The treaty was entered into[clarification needed] after the death of Alan I, King of Brittany and while another group of Vikings occupied Brittany. Around 937, Alan I’s son Alan II returned from England to expel those Vikings from Brittany in a war that was concluded in 939. During this period the Cotentin Peninsula was lost by Brittany and gained by Normandy.
Born On This Day
Mortimer Maxwell Caplin (born July 11, 1916) is an American lawyer and educator, and the founding member of Caplin & Drysdale, Chartered. Born in New York City, Caplin holds a B.S. degree, Phi Beta Kappa, from the University of Virginia, where he is also a member of the school’s prestigious Raven Society. He is an Order of the Coif graduate of the University of Virginia Law School, where he earned his LL.B. degree. Caplin also achieved a Doctor of Juridical Science from New York University, and several honorary doctorate in law degrees (LL.D.) from Washington College, the University of South Carolina, and Saint Michael’s College.
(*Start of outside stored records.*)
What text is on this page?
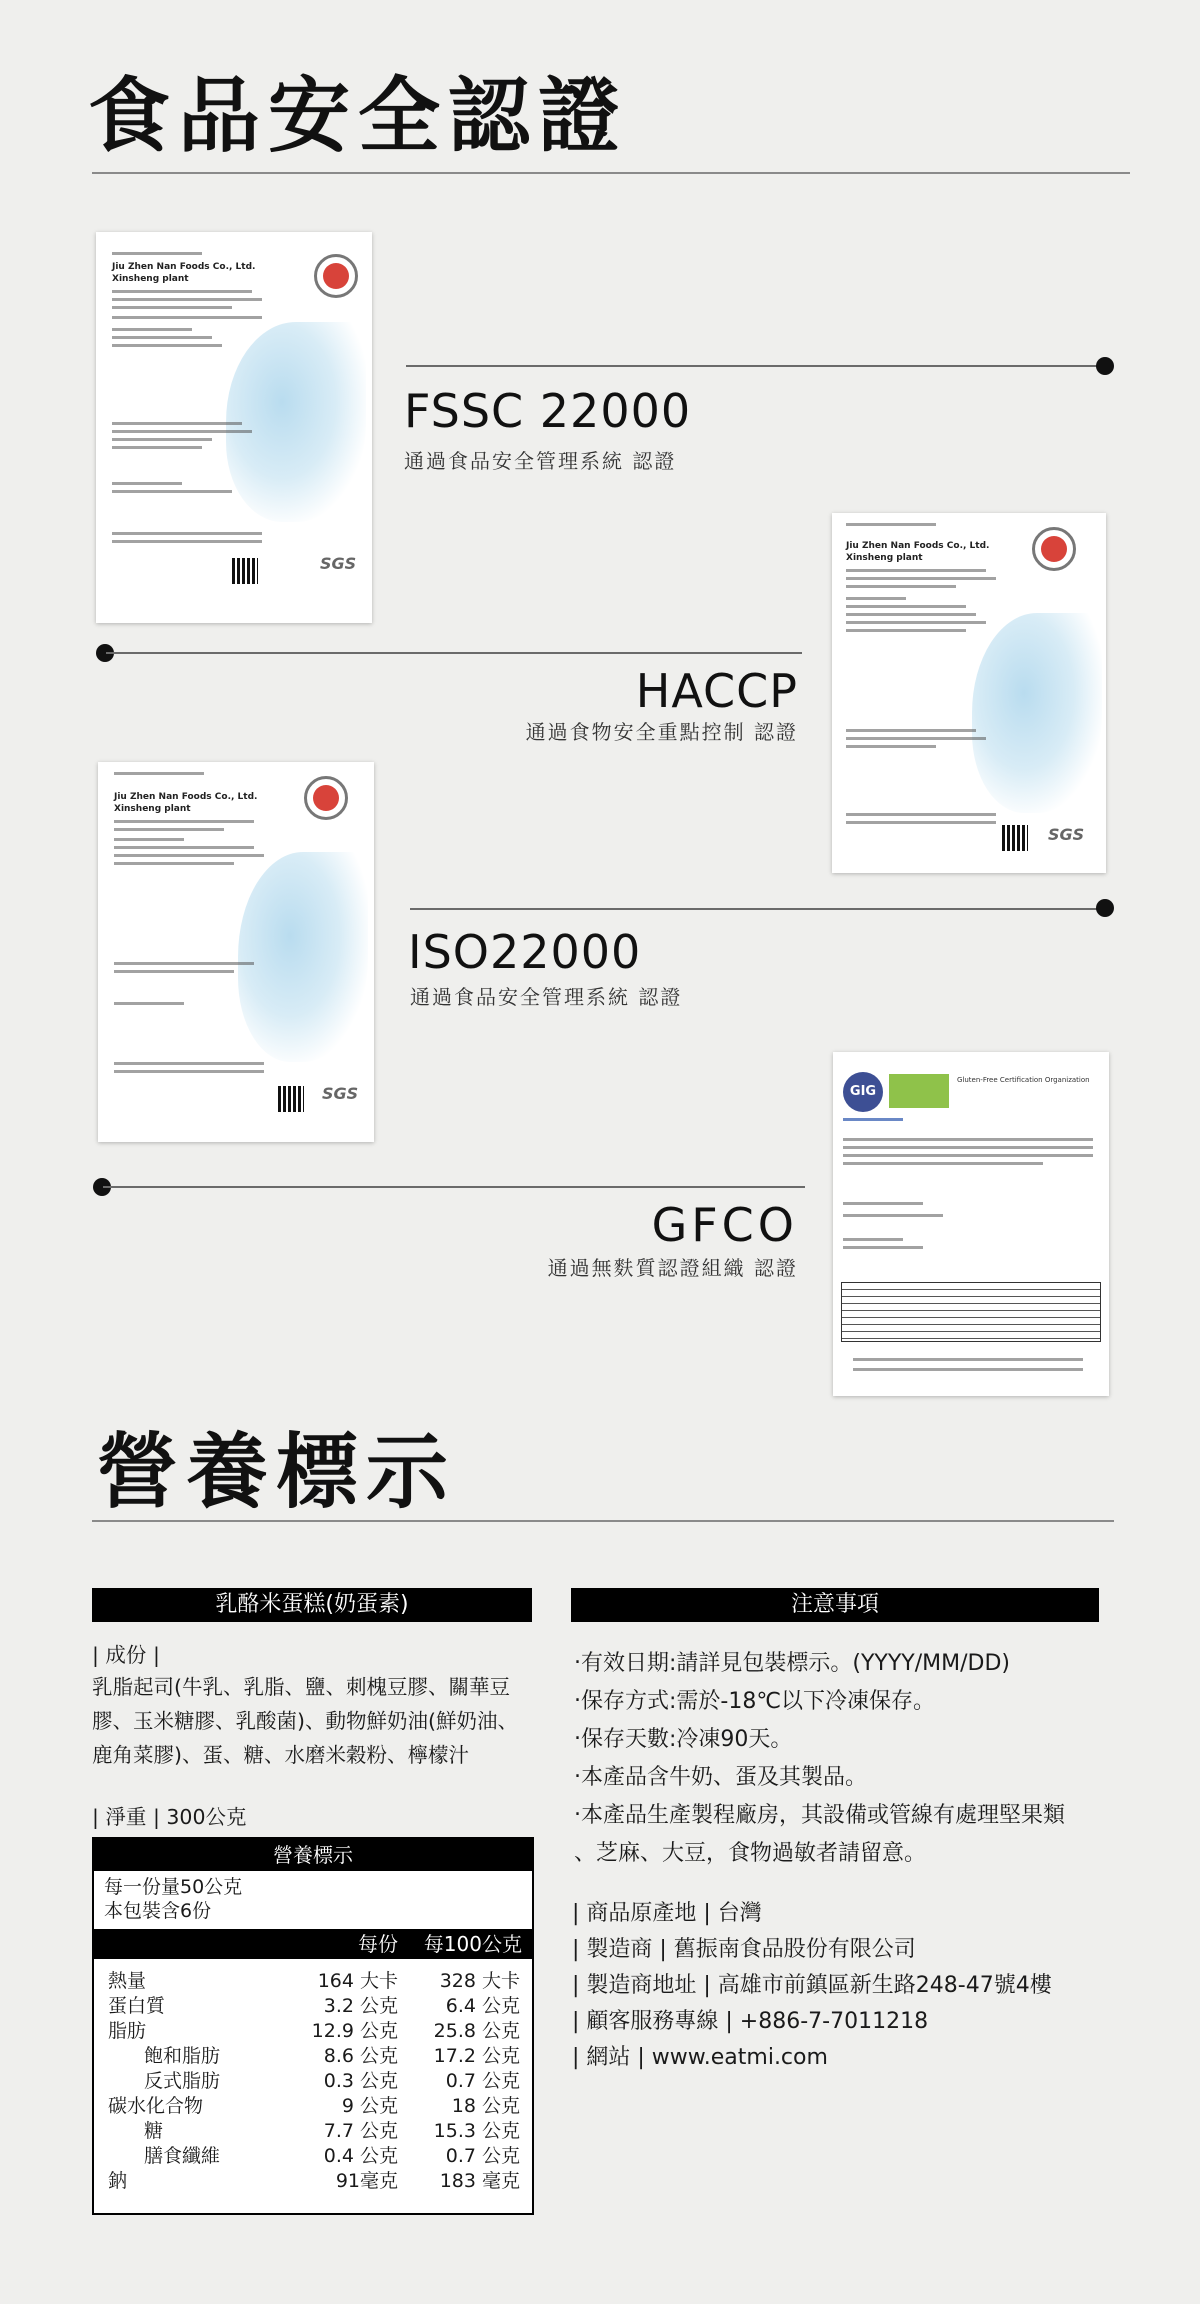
食品安全認證
Jiu Zhen Nan Foods Co., Ltd.
Xinsheng plant
SGS
FSSC 22000
通過食品安全管理系統 認證
Jiu Zhen Nan Foods Co., Ltd.
Xinsheng plant
SGS
HACCP
通過食物安全重點控制 認證
Jiu Zhen Nan Foods Co., Ltd.
Xinsheng plant
SGS
ISO22000
通過食品安全管理系統 認證
GIG
Gluten-Free Certification Organization
GFCO
通過無麩質認證組織 認證
營養標示
乳酪米蛋糕(奶蛋素)
| 成份 |
乳脂起司(牛乳、乳脂、鹽、刺槐豆膠、關華豆膠、玉米糖膠、乳酸菌)、動物鮮奶油(鮮奶油、鹿角菜膠)、蛋、糖、水磨米穀粉、檸檬汁
| 淨重 | 300公克
營養標示
每一份量50公克
本包裝含6份
每份	每100公克
熱量	164 大卡	328 大卡
蛋白質	3.2 公克	6.4 公克
脂肪	12.9 公克	25.8 公克
飽和脂肪	8.6 公克	17.2 公克
反式脂肪	0.3 公克	0.7 公克
碳水化合物	9 公克	18 公克
糖	7.7 公克	15.3 公克
膳食纖維	0.4 公克	0.7 公克
鈉	91毫克	183 毫克
注意事項
‧有效日期:請詳見包裝標示。(YYYY/MM/DD)
‧保存方式:需於-18℃以下冷凍保存。
‧保存天數:冷凍90天。
‧本產品含牛奶、蛋及其製品。
‧本產品生產製程廠房，其設備或管線有處理堅果類
、芝麻、大豆，食物過敏者請留意。
| 商品原產地 | 台灣
| 製造商 | 舊振南食品股份有限公司
| 製造商地址 | 高雄市前鎮區新生路248-47號4樓
| 顧客服務專線 | +886-7-7011218
| 網站 | www.eatmi.com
First in his class at the University of Virginia School of Law, and Editor-in-Chief of Virginia Law Review, Caplin served as a law clerk to U.S. Circuit Judge Armistead M. Dobie. He then practiced law in New York City from 1941 to 1950, with time out for military service in the United States Navy. During the invasion of Normandy, he served as U.S. Navy beachmaster, cited as member of initial landing force on Omaha Beach and the recipient of the French Legion of Honor.
In 1950, Caplin returned to UVA as professor of law, specializing in tax and corporate law and publishing extensively in these fields. He also served as adjunct professor of law at The George Washington University Law School from 1965 to 1966 and at the University of Miami School of Law from 1967 to 1970. Additionally, Caplin engaged in practice as counsel to a Virginia law firm. He turned 100 in July 2016.